WHO researchers indicated that while developed countries battled substandard lifestyle drugs (such as Viagra-type pills), there was reason for grave concern in developing countries because the substandard drugs are those which are used to fight life threatening diseases.

This concern about substandard medications prompted the WHO to introduce and encourage a drug certification scheme for pharmaceutics which meant that drugs being imported must be registered – a complicated and expensive process that is not done in St Vincent and the Grenadines. However, it is practiced in varying levels in Trinidad and Tobago, Guyana, Jamaica, and Barbados.

This was a critical situation in the mind of the man responsible for policing the pharmaceuticals here, Drug Inspector Tyrone Jack.

“The threat of substandard medication penetrating the Vincentian market is one that concerns me and we really need stricter control measures,” he told SEARCHLIGHT.

“Drug registration is the ideal but we are not there yet.”

The Government of St Vincent and the Grenadines import drugs through the Organization Eastern Caribbean States’ Pharmaceutical Procurement Service. If patients experience ill effects or doctors complain about the efficacy of the drug or if there are any other grounds for suspicion, samples are sent to the Regional Caribbean Drug Testing Laboratory (RCDTL) in Jamaica for analysis.

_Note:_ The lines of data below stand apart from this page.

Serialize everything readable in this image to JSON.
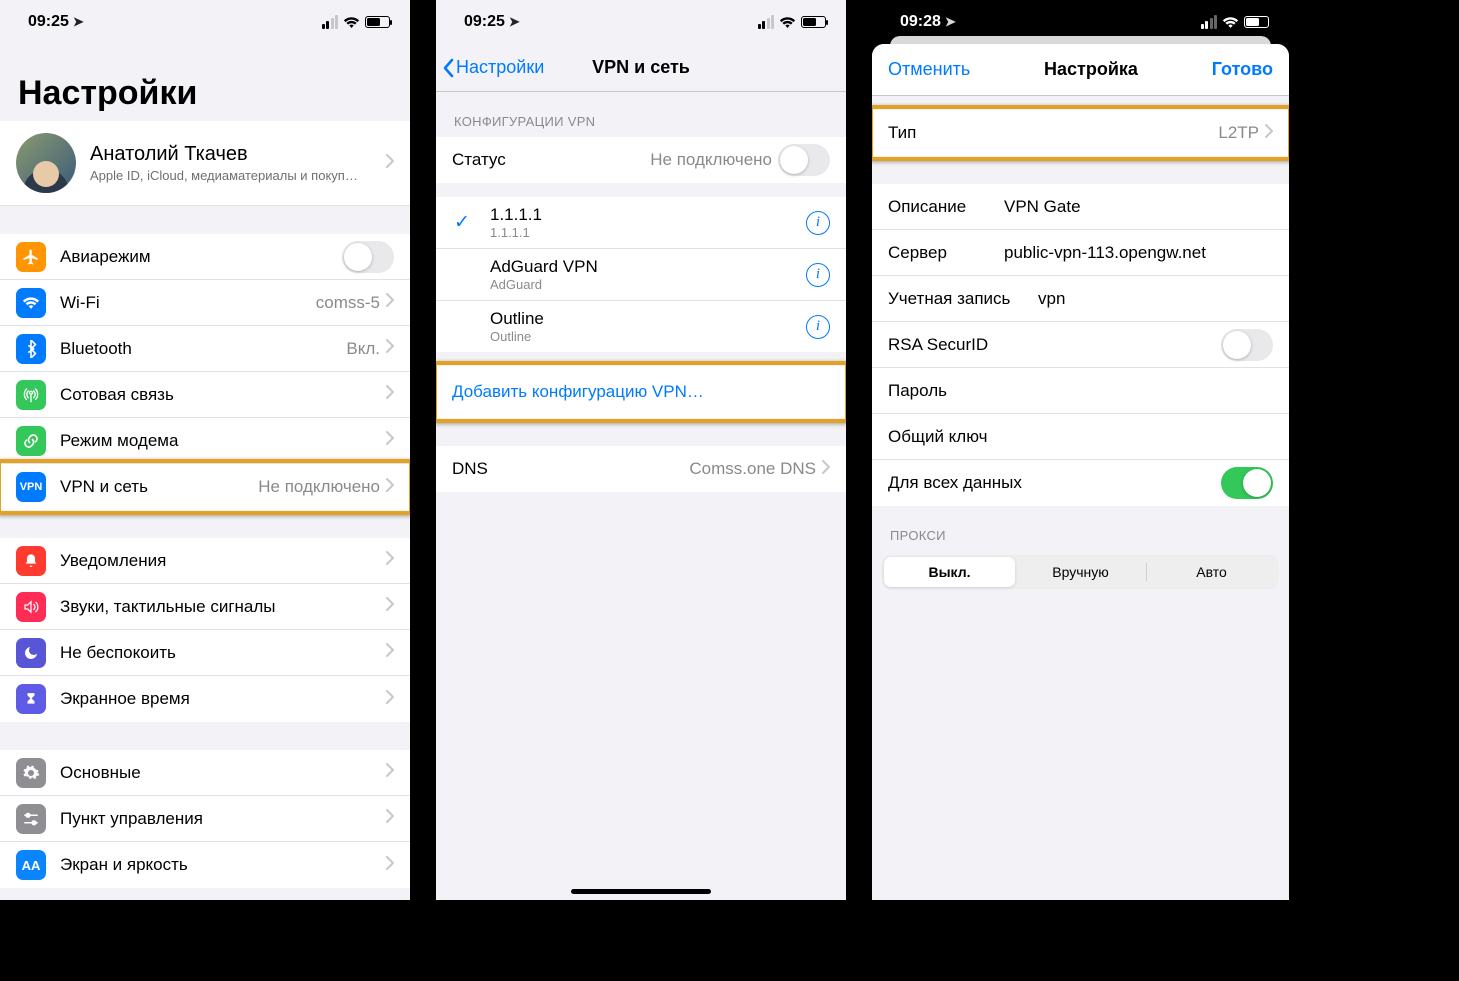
{
  "status_time_a": "09:25",
  "status_time_b": "09:25",
  "status_time_c": "09:28",
  "p1": {
    "title": "Настройки",
    "profile_name": "Анатолий Ткачев",
    "profile_sub": "Apple ID, iCloud, медиаматериалы и покуп…",
    "rows": {
      "airplane": "Авиарежим",
      "wifi": "Wi-Fi",
      "wifi_val": "comss-5",
      "bt": "Bluetooth",
      "bt_val": "Вкл.",
      "cell": "Сотовая связь",
      "hotspot": "Режим модема",
      "vpn": "VPN и сеть",
      "vpn_val": "Не подключено",
      "notif": "Уведомления",
      "sound": "Звуки, тактильные сигналы",
      "dnd": "Не беспокоить",
      "screentime": "Экранное время",
      "general": "Основные",
      "control": "Пункт управления",
      "display": "Экран и яркость"
    }
  },
  "p2": {
    "back": "Настройки",
    "title": "VPN и сеть",
    "section": "КОНФИГУРАЦИИ VPN",
    "status_label": "Статус",
    "status_val": "Не подключено",
    "vpn_items": [
      {
        "name": "1.1.1.1",
        "sub": "1.1.1.1",
        "selected": true
      },
      {
        "name": "AdGuard VPN",
        "sub": "AdGuard",
        "selected": false
      },
      {
        "name": "Outline",
        "sub": "Outline",
        "selected": false
      }
    ],
    "add_label": "Добавить конфигурацию VPN…",
    "dns": "DNS",
    "dns_val": "Comss.one DNS"
  },
  "p3": {
    "cancel": "Отменить",
    "title": "Настройка",
    "done": "Готово",
    "type_label": "Тип",
    "type_val": "L2TP",
    "fields": {
      "desc_l": "Описание",
      "desc_v": "VPN Gate",
      "server_l": "Сервер",
      "server_v": "public-vpn-113.opengw.net",
      "acct_l": "Учетная запись",
      "acct_v": "vpn",
      "rsa_l": "RSA SecurID",
      "pass_l": "Пароль",
      "secret_l": "Общий ключ",
      "alldata_l": "Для всех данных"
    },
    "proxy_head": "ПРОКСИ",
    "seg": [
      "Выкл.",
      "Вручную",
      "Авто"
    ]
  }
}
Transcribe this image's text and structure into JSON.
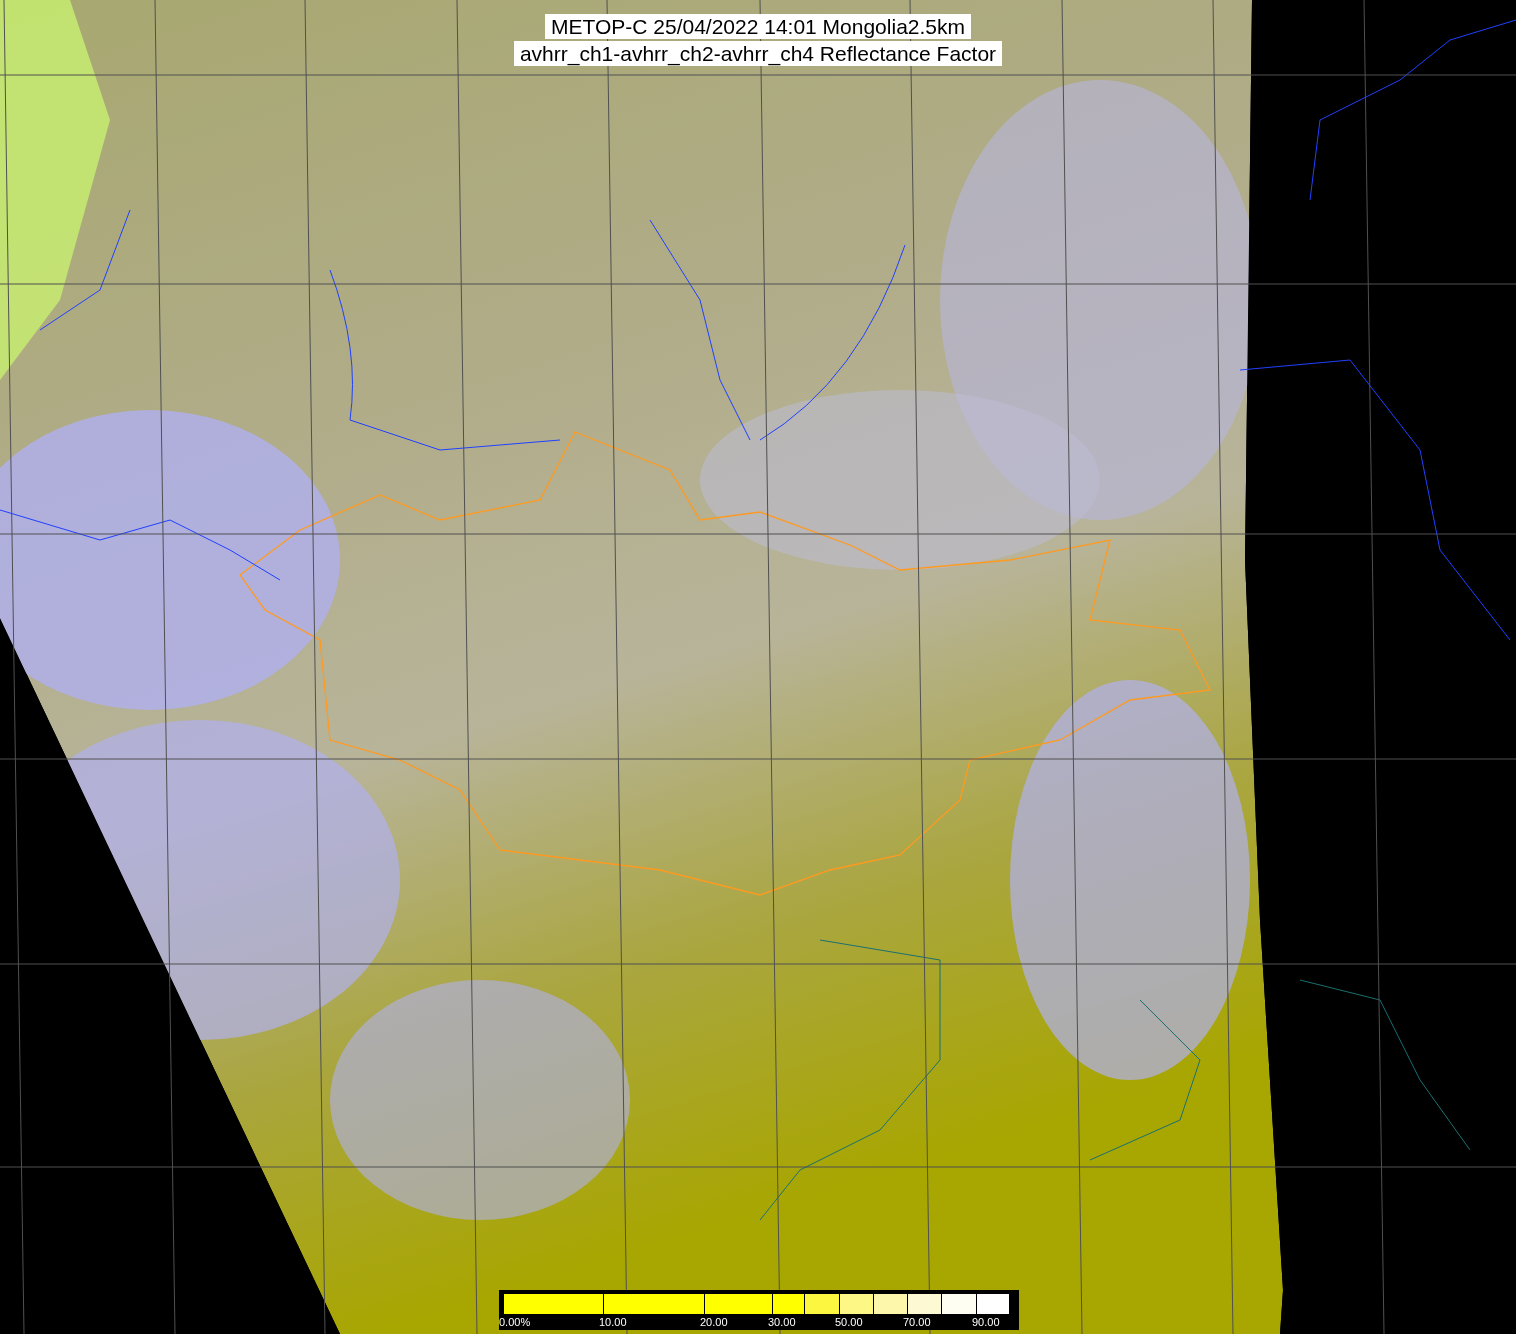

Speaking from her Kingston laboratory, Dr Lucette Cargill, Director of the RCDTL told SEARCHLIGHT that in the past up to 16 per cent of drugs tested for other Caribbean governments were substandard or bogus but since inspection systems were strengthened by Caribbean governments this dropped to between six to seven per cent.

“This percentage may not give an accurate picture because not every pharmaceutical which is imported is tested,” she said.

Private sector loophole

Pharmaceuticals sold by private sector pharmacies however are not subject to these tests.

One pharmacist, who asked not be named, said that when pharmacies wanted drugs they simply ordered it as easy as one orders a shipment of popcorn. There are no tests to be done.

When this angle is added, Jack, fresh back from a meeting of the regional Regulators of Pharmaceutics hosted by the Pan American Health Organization in Barbados, said that there was an urgent need for a Regional Centre of Excellence because the job of proper and thorough drug inspection was too much for any one territory.

Dr Cargill said that the issue of private pharmaceutical dealers submitting products to be tested at the laboratory has been raised.

“It is the only way we could have an overall view of the quality of drugs on the regional market.” She also advocated that Caribbean countries that cannot boast of having a strong inspection system should get it right, stressing the importance of routine checks of the drugs sold in the private sector.

“I do not know however how much financial constraints contribute to Caribbean countries’ inability to properly monitor their pharmaceutical markets.”

While regular inspection is touted, the simple fact is that outside of drug registration a country is at the mercy of unscrupulous, greedy drug producers.